I don’t know where you get that from? Yes, a check may cost more than the US, but we hardly use checks. Are you saying that you don’t have any account fee at all? Because in previous threads, USians complained loudly about how much they pay their banks in fees!

Did you miss the part where I said that several banks in Germany offer fee-free accounts?

To me, that sounds simply insane. I don’t understand why your states are allowed to do so much seperatly, if it ends up with so much wasted time, either because the regulations vary from state to state, so you have to learn them anew again when dealing with Grandmas account, or because you are not allowed to have branches of the same bank in different states.

Whereas here, not only do German banks have branches in all states, the bigger private banks partner with banks in other countries, so I can draw money from an ATM in Italy when on holiday.
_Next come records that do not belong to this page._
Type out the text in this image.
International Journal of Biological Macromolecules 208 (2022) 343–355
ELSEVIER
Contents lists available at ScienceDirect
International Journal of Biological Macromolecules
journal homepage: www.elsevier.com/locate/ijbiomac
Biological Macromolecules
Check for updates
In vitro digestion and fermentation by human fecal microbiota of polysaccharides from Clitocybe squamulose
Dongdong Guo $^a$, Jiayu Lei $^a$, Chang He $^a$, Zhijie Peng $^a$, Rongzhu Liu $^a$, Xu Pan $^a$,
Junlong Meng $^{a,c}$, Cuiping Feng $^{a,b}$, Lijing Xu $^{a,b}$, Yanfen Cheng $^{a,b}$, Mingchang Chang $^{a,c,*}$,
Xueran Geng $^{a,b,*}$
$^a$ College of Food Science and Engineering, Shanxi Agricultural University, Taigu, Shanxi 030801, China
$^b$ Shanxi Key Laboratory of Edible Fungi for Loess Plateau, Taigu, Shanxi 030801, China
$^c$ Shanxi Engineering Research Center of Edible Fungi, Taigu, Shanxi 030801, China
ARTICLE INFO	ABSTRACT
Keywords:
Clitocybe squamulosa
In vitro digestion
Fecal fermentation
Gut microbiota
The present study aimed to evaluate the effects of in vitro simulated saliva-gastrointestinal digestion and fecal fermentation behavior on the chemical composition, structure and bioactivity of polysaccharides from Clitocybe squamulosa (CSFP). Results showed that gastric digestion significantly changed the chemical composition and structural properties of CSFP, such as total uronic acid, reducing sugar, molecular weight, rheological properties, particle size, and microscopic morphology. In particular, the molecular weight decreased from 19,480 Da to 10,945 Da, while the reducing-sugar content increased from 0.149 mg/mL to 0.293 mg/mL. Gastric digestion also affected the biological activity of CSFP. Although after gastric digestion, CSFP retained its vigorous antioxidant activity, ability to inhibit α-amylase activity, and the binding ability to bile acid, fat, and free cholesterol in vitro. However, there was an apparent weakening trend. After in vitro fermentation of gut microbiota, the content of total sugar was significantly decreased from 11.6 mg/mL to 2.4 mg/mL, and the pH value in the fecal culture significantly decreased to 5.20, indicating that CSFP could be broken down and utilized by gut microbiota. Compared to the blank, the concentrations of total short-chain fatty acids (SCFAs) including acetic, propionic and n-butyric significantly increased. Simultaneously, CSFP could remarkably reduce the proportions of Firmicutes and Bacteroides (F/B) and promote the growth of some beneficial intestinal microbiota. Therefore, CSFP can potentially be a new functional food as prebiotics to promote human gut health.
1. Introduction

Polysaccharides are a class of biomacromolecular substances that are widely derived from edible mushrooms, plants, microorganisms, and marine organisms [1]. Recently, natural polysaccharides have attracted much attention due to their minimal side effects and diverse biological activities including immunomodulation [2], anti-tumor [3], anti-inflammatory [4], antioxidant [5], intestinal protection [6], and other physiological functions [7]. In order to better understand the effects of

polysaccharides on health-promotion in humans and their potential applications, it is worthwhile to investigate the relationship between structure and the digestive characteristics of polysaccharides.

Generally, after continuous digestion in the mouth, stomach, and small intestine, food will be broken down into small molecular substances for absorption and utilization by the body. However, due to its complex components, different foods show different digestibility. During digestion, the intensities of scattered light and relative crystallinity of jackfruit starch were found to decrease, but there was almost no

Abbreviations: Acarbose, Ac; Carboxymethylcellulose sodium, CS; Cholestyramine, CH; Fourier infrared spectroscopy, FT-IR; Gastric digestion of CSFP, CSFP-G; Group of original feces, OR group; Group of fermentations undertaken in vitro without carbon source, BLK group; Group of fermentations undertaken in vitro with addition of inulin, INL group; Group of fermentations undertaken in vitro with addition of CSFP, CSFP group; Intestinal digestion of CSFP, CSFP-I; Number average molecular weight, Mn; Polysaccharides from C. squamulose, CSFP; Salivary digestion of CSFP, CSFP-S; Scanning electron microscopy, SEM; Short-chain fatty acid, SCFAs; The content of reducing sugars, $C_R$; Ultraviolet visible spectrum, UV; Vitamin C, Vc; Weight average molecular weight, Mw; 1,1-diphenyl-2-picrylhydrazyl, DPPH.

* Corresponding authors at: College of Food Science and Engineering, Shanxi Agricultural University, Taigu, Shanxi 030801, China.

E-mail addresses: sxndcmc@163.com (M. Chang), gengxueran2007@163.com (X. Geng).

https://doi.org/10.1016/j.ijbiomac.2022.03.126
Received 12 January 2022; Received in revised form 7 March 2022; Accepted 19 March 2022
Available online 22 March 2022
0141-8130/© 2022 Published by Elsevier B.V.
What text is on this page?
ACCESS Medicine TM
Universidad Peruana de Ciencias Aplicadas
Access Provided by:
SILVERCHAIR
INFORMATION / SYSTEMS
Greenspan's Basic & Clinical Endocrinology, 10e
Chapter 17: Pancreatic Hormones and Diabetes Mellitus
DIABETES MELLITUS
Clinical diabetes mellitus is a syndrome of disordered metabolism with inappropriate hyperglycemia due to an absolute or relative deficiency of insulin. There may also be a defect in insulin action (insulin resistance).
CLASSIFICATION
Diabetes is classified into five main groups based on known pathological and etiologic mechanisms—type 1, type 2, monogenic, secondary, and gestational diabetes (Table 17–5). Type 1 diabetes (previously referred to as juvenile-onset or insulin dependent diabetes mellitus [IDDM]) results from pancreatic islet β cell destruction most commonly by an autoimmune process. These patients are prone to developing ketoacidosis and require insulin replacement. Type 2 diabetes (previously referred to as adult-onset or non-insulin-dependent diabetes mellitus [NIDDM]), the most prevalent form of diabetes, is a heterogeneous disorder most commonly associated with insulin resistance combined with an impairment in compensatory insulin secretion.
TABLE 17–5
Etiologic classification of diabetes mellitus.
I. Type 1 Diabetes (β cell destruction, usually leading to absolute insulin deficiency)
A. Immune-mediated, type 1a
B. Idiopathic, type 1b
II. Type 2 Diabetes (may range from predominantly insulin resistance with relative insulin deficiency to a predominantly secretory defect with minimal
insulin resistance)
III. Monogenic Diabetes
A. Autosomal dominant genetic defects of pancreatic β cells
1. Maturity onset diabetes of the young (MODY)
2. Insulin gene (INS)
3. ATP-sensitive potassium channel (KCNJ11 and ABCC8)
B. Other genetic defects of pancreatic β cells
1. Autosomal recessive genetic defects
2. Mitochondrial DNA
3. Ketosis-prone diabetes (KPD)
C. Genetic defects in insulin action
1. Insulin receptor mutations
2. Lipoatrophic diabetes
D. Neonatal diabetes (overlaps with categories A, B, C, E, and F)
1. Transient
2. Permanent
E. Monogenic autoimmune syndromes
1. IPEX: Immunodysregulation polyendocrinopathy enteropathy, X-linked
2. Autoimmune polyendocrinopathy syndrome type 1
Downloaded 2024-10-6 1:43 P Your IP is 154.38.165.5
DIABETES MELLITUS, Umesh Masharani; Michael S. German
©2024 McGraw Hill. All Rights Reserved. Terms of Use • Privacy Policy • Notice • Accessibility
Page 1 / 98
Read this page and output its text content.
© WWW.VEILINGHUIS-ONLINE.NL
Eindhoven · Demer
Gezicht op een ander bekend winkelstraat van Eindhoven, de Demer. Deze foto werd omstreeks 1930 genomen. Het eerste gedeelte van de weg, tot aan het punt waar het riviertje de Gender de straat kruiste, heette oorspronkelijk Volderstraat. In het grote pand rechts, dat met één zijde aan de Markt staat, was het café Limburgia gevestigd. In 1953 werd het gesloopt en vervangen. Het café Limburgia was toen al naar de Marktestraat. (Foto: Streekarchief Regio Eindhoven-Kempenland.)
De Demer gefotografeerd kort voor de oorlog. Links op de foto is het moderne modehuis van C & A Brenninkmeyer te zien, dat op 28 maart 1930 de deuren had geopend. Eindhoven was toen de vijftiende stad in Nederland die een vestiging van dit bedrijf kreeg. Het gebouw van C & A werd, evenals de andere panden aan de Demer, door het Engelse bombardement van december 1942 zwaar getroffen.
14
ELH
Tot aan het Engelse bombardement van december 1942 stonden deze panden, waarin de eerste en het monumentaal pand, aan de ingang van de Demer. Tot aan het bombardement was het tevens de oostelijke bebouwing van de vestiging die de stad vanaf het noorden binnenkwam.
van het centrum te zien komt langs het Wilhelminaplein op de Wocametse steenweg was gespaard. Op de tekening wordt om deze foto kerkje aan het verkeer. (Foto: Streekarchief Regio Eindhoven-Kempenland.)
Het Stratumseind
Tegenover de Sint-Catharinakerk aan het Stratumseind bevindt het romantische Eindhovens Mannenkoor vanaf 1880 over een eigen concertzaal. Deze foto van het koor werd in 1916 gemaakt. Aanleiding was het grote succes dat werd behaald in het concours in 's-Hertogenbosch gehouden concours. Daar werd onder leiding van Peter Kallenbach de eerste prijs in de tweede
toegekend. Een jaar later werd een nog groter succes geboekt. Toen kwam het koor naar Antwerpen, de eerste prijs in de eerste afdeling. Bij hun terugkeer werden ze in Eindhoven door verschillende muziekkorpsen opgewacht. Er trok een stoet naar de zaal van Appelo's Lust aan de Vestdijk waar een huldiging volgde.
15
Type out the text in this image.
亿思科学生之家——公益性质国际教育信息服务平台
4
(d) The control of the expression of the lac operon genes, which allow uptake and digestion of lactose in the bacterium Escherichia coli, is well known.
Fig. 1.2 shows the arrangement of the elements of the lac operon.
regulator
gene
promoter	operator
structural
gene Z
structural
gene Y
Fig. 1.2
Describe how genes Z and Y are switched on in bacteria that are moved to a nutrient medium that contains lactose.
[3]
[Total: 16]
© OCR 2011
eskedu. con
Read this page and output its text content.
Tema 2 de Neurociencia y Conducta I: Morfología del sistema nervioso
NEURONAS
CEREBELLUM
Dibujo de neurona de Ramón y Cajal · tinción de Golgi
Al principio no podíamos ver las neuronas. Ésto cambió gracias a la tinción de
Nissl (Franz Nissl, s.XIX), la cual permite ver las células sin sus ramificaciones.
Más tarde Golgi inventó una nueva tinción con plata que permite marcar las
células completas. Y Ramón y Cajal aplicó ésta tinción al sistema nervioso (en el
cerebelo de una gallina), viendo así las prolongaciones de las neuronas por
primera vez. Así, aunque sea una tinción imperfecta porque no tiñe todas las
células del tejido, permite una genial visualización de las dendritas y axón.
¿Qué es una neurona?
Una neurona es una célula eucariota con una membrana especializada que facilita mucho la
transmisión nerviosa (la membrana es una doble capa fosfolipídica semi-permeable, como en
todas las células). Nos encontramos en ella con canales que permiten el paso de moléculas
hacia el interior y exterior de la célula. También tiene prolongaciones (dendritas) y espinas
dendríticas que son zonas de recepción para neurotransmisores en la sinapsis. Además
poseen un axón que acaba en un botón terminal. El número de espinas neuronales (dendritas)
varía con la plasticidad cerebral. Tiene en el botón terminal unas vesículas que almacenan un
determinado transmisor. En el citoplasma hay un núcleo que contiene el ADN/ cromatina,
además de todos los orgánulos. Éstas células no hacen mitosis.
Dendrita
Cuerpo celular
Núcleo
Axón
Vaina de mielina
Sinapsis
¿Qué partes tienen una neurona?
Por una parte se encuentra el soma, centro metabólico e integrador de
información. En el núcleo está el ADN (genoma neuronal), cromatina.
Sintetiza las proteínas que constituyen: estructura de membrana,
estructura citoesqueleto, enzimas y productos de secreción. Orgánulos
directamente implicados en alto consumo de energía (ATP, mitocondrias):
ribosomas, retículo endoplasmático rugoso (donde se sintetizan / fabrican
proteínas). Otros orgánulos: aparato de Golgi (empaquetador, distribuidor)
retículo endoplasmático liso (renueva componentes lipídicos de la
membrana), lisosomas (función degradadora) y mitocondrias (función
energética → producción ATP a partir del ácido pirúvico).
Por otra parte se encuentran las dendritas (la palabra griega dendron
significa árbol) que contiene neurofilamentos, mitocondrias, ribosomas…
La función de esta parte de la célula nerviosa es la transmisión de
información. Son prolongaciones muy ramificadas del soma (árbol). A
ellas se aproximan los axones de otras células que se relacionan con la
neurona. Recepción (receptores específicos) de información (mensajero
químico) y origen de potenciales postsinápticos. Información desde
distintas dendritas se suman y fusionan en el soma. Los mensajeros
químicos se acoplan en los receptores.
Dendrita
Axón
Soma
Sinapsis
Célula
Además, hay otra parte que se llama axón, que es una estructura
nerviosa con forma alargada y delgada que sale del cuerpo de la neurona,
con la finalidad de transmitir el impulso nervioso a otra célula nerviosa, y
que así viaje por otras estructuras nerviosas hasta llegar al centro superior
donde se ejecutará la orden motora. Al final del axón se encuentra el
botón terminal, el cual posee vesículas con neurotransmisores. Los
No… I don’t think I’ve ever… no wait, I have paid in cash once for chimney sweeping, I just happened to have the cash ready. Everything else, they either hand you a bill, or mail one.

Using cash for maintenance isn’t unheard of though… it’s just that anyone asking for cash is almost certainly not going to declare it as income. The codeword for showing your willingness to take part in a tax fraud and relinquishing the right to complain about the work done is “Is there a cash discount?”. You know… electric work that sets your house on fire… tough shit, you have no way to show they worked on your house.

To be fair, if we’re comparing like with like, that is using a bank account across a continent-sized area, then Europeans would pay fees probably higher than Americans. It’s just that we tend to conduct most of our business within our own country, which as you say is free for routine operations for many of us.